TOKYO Tokyo Electric Power Co must adopt measures used in other Japanese industries to reform after acknowledging that it failed to anticipate and tackle the Fukushima disaster, the utility's newly installed outside adviser said on Saturday.
Tokyo Electric, also known as Tepco, acknowledged for the first time on Friday that it failed in its response to the radiation crisis in March 2011 when three reactors melted down at its Fukushima Daiichi plant after it was hit by an earthquake and tsunami.
Dale Klein, appointed last week to head a panel of outside specialists overseeing the company's reforms, said in an interview that Tepco could look to other Japanese companies.
"We had some open and frank discussions with our committee and with the Tepco management," Klein, a former chairman of the U.S. Nuclear Regulatory Commission, told Reuters.

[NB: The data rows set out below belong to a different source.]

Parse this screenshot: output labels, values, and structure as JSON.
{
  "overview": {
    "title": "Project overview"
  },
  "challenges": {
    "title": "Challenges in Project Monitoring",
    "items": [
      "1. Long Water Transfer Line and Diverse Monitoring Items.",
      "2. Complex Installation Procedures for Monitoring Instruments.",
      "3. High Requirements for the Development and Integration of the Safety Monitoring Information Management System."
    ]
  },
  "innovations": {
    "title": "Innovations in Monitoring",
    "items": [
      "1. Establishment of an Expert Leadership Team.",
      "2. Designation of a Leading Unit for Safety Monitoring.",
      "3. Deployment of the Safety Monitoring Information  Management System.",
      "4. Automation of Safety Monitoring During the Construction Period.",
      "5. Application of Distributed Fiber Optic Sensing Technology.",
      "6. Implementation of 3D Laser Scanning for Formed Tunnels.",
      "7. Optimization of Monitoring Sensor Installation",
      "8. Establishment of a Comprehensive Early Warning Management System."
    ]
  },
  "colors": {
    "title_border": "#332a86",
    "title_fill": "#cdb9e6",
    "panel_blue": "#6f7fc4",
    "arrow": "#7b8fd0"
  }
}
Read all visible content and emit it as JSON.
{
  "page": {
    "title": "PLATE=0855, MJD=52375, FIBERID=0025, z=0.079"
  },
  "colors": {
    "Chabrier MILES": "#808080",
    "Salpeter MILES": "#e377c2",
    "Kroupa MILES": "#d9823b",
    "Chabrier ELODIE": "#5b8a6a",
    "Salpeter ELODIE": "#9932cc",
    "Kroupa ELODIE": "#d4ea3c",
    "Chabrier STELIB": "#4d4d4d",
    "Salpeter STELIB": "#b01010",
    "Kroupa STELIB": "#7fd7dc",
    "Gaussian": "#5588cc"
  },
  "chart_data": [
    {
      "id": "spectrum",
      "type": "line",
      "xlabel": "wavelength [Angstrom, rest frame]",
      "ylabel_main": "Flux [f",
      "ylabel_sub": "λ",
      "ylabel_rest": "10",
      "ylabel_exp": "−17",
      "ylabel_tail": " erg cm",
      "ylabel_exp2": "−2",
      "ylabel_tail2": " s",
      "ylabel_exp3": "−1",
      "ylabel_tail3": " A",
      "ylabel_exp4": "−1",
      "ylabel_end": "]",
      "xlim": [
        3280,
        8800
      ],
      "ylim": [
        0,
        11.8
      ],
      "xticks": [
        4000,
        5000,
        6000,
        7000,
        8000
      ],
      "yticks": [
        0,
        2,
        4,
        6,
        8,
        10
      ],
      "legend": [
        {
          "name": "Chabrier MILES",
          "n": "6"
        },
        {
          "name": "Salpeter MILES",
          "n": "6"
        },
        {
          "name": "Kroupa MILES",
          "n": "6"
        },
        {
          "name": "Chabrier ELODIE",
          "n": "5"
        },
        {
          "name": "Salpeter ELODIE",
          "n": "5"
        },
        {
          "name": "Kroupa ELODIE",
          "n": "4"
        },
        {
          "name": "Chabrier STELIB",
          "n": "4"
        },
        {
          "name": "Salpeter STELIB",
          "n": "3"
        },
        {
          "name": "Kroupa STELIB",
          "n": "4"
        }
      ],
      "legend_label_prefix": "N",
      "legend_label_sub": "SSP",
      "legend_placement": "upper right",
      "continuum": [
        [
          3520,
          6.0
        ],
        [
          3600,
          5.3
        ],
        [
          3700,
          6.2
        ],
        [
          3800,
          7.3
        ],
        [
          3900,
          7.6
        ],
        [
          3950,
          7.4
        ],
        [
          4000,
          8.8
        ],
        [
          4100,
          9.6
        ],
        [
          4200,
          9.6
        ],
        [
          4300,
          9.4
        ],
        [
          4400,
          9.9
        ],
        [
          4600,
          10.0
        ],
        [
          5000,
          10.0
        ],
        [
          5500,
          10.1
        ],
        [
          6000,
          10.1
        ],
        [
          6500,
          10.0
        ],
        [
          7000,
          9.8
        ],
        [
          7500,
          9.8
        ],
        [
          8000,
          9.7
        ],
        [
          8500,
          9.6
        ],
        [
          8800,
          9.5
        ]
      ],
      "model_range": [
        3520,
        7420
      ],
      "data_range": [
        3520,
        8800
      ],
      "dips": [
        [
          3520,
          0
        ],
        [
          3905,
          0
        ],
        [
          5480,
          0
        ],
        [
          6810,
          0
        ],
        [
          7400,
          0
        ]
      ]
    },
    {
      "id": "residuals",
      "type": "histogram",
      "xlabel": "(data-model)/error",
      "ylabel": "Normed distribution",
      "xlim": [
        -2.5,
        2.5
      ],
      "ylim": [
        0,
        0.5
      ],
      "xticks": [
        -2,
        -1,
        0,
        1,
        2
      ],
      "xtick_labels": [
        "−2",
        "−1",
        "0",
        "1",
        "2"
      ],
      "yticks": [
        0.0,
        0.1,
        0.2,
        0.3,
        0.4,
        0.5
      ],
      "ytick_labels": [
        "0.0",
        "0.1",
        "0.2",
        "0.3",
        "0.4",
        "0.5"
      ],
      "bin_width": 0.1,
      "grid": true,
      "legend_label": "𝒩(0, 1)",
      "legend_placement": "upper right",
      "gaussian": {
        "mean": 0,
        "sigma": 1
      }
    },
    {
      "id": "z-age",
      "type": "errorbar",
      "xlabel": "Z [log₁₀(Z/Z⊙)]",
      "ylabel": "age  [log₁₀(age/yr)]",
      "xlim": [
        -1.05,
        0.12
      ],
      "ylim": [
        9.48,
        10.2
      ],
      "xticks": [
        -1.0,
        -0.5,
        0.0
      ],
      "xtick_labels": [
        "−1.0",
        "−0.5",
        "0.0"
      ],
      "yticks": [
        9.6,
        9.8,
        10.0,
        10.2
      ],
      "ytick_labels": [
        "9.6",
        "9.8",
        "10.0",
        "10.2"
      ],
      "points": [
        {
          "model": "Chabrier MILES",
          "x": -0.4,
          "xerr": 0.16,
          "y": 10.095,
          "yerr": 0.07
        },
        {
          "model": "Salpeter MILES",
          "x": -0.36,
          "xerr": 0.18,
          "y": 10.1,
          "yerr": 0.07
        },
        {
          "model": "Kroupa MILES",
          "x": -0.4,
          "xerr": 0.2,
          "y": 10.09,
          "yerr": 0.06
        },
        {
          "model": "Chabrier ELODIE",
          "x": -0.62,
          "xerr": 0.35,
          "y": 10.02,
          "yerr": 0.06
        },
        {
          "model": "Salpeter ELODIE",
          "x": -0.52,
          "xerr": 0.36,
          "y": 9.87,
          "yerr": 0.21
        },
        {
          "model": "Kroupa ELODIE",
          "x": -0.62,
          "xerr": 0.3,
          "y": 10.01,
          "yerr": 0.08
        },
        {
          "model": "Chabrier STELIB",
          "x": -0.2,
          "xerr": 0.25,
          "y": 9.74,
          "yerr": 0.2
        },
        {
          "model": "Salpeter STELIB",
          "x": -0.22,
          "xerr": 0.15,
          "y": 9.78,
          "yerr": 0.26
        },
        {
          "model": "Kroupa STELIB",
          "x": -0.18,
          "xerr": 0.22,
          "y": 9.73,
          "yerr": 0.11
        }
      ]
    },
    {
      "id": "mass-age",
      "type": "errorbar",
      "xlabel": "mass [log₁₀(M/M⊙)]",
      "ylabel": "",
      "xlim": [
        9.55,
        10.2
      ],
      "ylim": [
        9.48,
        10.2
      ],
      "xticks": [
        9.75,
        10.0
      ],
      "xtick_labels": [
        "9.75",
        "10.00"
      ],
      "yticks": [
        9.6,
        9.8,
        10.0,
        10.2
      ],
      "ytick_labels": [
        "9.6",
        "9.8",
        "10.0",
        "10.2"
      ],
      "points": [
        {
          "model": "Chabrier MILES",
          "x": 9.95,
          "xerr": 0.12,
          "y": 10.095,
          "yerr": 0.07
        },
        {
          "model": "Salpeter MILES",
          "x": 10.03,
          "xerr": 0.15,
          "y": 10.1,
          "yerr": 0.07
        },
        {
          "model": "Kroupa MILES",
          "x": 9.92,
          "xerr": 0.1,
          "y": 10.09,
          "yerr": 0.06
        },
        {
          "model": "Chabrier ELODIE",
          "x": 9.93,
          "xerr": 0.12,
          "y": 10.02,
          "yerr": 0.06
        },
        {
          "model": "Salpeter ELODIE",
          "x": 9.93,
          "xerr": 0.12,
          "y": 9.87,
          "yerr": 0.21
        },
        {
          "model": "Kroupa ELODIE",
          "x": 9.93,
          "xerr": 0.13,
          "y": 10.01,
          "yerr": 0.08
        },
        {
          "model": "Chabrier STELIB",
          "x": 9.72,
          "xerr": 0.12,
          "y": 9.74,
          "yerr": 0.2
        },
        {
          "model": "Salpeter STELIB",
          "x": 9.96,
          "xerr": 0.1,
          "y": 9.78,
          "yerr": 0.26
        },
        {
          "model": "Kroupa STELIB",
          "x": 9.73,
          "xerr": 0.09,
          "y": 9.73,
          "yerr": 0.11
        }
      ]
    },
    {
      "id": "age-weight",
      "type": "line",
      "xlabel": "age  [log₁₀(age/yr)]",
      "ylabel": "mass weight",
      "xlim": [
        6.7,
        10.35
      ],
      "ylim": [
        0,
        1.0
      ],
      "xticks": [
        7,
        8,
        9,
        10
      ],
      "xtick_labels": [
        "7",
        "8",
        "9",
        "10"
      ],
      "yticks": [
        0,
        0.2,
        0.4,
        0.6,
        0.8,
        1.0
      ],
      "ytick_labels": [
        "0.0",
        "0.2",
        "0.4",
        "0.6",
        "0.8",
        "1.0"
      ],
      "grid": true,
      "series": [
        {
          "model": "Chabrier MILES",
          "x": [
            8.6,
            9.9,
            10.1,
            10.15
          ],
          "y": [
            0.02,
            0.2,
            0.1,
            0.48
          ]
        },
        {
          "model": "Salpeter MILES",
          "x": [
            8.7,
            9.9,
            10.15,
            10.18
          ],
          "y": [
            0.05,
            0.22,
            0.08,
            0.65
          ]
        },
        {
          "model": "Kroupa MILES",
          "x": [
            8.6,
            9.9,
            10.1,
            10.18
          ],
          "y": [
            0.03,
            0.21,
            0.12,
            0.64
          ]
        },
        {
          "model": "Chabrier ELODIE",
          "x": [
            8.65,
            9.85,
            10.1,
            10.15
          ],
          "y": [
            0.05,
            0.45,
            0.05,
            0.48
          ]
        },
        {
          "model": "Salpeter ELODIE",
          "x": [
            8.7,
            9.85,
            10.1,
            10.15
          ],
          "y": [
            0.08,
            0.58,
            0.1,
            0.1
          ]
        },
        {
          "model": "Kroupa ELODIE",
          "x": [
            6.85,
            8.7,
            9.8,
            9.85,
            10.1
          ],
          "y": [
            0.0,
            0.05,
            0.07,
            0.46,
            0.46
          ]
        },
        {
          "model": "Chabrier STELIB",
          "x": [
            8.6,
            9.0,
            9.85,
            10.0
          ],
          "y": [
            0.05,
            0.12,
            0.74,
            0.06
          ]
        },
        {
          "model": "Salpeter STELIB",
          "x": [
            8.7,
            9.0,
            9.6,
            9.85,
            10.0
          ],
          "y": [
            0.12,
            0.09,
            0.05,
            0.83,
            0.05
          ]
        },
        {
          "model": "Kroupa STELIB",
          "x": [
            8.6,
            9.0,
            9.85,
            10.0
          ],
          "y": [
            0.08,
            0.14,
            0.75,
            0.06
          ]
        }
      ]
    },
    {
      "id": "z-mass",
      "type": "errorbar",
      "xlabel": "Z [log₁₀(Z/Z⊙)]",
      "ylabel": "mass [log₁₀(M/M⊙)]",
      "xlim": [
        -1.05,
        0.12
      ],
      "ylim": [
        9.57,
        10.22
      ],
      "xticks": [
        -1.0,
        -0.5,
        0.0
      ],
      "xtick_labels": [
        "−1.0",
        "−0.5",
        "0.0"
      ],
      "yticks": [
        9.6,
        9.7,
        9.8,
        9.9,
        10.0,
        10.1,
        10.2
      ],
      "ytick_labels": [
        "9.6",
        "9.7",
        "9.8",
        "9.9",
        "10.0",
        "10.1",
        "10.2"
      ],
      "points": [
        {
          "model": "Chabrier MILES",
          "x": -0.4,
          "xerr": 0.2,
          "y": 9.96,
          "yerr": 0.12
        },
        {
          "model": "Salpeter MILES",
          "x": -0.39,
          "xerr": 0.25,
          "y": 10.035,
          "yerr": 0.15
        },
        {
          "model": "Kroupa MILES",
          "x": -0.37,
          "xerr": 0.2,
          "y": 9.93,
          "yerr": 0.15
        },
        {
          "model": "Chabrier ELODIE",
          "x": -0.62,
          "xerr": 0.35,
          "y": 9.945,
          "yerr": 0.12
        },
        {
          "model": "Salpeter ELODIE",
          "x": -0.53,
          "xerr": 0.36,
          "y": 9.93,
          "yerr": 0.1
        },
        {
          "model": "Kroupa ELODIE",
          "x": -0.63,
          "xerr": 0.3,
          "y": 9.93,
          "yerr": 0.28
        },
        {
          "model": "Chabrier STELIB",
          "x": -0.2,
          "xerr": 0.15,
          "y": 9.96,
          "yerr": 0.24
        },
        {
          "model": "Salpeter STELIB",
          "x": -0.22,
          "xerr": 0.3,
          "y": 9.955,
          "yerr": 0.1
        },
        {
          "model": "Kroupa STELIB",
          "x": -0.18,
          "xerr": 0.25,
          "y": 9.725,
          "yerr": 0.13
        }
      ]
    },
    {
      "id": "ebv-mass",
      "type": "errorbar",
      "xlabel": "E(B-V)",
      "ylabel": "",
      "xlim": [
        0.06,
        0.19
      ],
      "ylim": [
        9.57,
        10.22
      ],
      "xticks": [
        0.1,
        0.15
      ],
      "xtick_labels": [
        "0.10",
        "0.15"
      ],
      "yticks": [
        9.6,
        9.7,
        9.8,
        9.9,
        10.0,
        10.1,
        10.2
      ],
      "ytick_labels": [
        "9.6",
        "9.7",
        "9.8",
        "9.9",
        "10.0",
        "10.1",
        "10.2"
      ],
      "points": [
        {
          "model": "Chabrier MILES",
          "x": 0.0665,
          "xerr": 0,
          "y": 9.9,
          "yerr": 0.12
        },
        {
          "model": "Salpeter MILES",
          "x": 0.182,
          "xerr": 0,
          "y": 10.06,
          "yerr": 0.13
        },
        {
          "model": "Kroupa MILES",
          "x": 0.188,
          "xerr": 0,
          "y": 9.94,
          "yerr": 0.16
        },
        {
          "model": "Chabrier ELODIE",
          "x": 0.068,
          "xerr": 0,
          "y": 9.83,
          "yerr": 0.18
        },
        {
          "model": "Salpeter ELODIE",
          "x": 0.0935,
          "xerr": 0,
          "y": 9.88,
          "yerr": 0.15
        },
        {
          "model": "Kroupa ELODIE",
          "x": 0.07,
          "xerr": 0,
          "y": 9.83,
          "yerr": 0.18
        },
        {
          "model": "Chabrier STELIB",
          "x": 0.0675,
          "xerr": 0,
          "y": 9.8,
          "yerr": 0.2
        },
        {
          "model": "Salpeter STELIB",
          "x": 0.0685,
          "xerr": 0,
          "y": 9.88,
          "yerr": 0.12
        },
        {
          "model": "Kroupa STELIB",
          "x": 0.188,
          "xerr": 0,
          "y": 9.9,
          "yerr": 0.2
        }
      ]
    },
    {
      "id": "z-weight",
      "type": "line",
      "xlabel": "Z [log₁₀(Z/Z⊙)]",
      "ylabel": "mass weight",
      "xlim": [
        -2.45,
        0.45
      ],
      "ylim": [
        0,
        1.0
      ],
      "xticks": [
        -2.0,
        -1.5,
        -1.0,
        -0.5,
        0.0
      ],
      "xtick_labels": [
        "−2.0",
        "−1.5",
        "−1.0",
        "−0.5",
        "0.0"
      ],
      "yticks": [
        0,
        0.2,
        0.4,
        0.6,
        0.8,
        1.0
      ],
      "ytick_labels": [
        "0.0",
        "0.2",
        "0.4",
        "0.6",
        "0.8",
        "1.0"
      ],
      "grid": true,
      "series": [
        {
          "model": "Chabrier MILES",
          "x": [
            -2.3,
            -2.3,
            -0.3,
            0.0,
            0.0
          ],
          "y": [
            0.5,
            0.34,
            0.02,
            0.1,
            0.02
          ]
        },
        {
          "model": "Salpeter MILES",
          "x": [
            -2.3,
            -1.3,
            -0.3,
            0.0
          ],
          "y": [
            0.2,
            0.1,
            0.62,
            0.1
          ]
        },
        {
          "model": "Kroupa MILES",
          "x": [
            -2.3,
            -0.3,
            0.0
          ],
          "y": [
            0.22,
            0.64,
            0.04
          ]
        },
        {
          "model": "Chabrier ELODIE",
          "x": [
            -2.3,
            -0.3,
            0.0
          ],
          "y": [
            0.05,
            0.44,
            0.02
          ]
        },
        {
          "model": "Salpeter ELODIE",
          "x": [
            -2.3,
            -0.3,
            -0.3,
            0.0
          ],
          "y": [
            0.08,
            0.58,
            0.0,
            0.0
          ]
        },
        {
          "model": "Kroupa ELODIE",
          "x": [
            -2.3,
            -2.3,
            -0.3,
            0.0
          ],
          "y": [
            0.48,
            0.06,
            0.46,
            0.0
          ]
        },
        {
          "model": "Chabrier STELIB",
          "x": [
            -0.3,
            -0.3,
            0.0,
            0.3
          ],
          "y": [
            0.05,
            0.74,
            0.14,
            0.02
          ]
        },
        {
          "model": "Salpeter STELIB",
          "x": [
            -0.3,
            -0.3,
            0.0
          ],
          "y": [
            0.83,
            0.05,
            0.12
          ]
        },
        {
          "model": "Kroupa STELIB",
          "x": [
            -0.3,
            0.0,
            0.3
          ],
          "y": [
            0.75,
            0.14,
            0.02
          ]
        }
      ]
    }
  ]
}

Klein said Japan "has demonstrated excellence in manufacturing. In that process any worker can stop the process, if he believes there is a defect. Tepco needs to do the same thing with their nuclear safety culture".
Klein, associate vice chancellor for research at the University of Texas, said the latest findings "will be a strong wake-up call for Tepco.
"There is a tendency among companies and individuals when there first is a problem of denial. So you try to justify your actions to either cover up, save face, whatever you want to call it," he said. "Fukushima Daiichi cannot be covered up."
An inquiry ordered by Japan's parliament concluded in July that the disaster was the result of "collusion" between Tepco, the government and regulators.
COMPANY REVERSES STAND
In Tepco's draft plan for reform issued on Friday, the company said it could have undertaken better preparations, reversing its previous stand that the disaster was unavoidable because of the unexpected force of the tsunami.
The draft also said the company had feared that implementing accident measures "would exacerbate ... public anxiety and add momentum to anti-nuclear movements".
In future, the company said, Tepco had to "have the courage and capability to share problems with the siting community and the public".
All 50 working nuclear reactors in Japan were shut down for safety checks after the disaster.
The government's decision this year to restart two units to preclude possible summer power cuts galvanized the country's anti-nuclear movement, prompting mass demonstrations.
A new government energy policy, taking account of that sentiment, seeks to end reliance on nuclear power, though ministers are vague on setting any deadlines.
Klein said the sight of Fukushima, where three reactor buildings were badly damaged in the worst civil nuclear accident since Chernobyl in 1986, was "devastating".
"When you look at the site, it is very depressing. The damage is stunning. The amount of forces that were released."
Recorded radiation levels were as high as 1,000 microsieverts an hour on Friday when a Reuters journalist visited the site as part of a media tour. Typical background radiation levels are usually 2.4 microsieverts per year, according to the World Nuclear Association.
Workers were seen putting together water filtration systems and shifting equipment near the damaged reactors, two of which remain capped by twisted steel and damaged concrete. A third damaged reactor building is covered up by a giant tarpaulin.